Ch. 9

16 8 0
                                    

"Ape? Kenape, Cok?" Bisik Marchie.

"Mika ngerasa bersalah sama Rumi. Keknya Rumi kesakitan banget." Arion masih terisak sedih. Beralih memeluk Exu yang langsung melebarkan lengannya dan menepuk pelan pundak Arion.

"Gapapa, gapapa. Besok-besok pake kondom ya." Peringat Exu.

"Menantu sama cucu mami gimana? Aman kan?" Jantung Edlyn rasanya sudah turun hingga perut, anak sulungnya saja yang tidak kuat ternyata.

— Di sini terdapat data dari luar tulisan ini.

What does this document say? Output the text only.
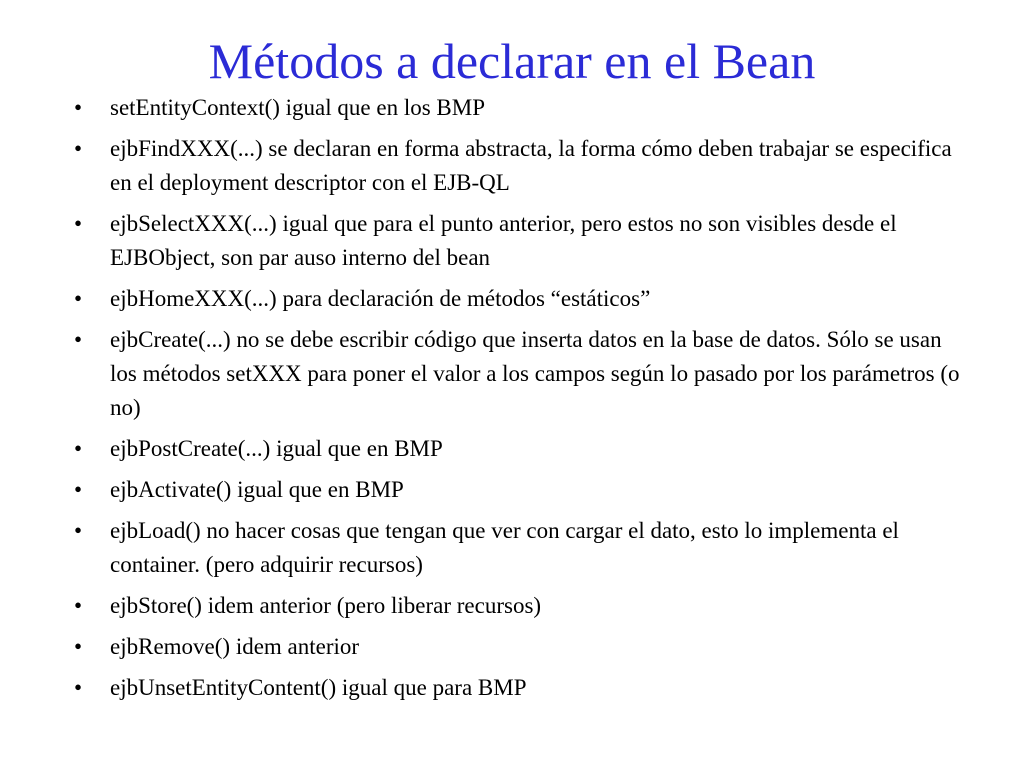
Métodos a declarar en el Bean
• setEntityContext() igual que en los BMP
• ejbFindXXX(...) se declaran en forma abstracta, la forma cómo deben trabajar se especifica en el deployment descriptor con el EJB-QL
• ejbSelectXXX(...) igual que para el punto anterior, pero estos no son visibles desde el EJBObject, son par auso interno del bean
• ejbHomeXXX(...) para declaración de métodos “estáticos”
• ejbCreate(...) no se debe escribir código que inserta datos en la base de datos. Sólo se usan los métodos setXXX para poner el valor a los campos según lo pasado por los parámetros (o no)
• ejbPostCreate(...) igual que en BMP
• ejbActivate() igual que en BMP
• ejbLoad() no hacer cosas que tengan que ver con cargar el dato, esto lo implementa el container. (pero adquirir recursos)
• ejbStore() idem anterior (pero liberar recursos)
• ejbRemove() idem anterior
• ejbUnsetEntityContent() igual que para BMP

"Aman, lagi sama dokter. Mika udah keburu lemes di dalam. Kaki Mika kek agar-agar." Keluh Arion. Rumi yang mengejan, Rumi yang disayat pisau, Rumi yang berusaha lebih keras. Tapi Arion yang lemah seperti ini.

"Yang, besok kamu kalau ngga kuat normal. Kita langsung operasi aja ya? Aku yang ngga kuat liat kamu." Bisik Riji pada Selia. Melihat seorang Arion sampai menangis separah itu, tidak menutup kemungkinan jika Riji pasti akan pingsan jika berada di dalam sana.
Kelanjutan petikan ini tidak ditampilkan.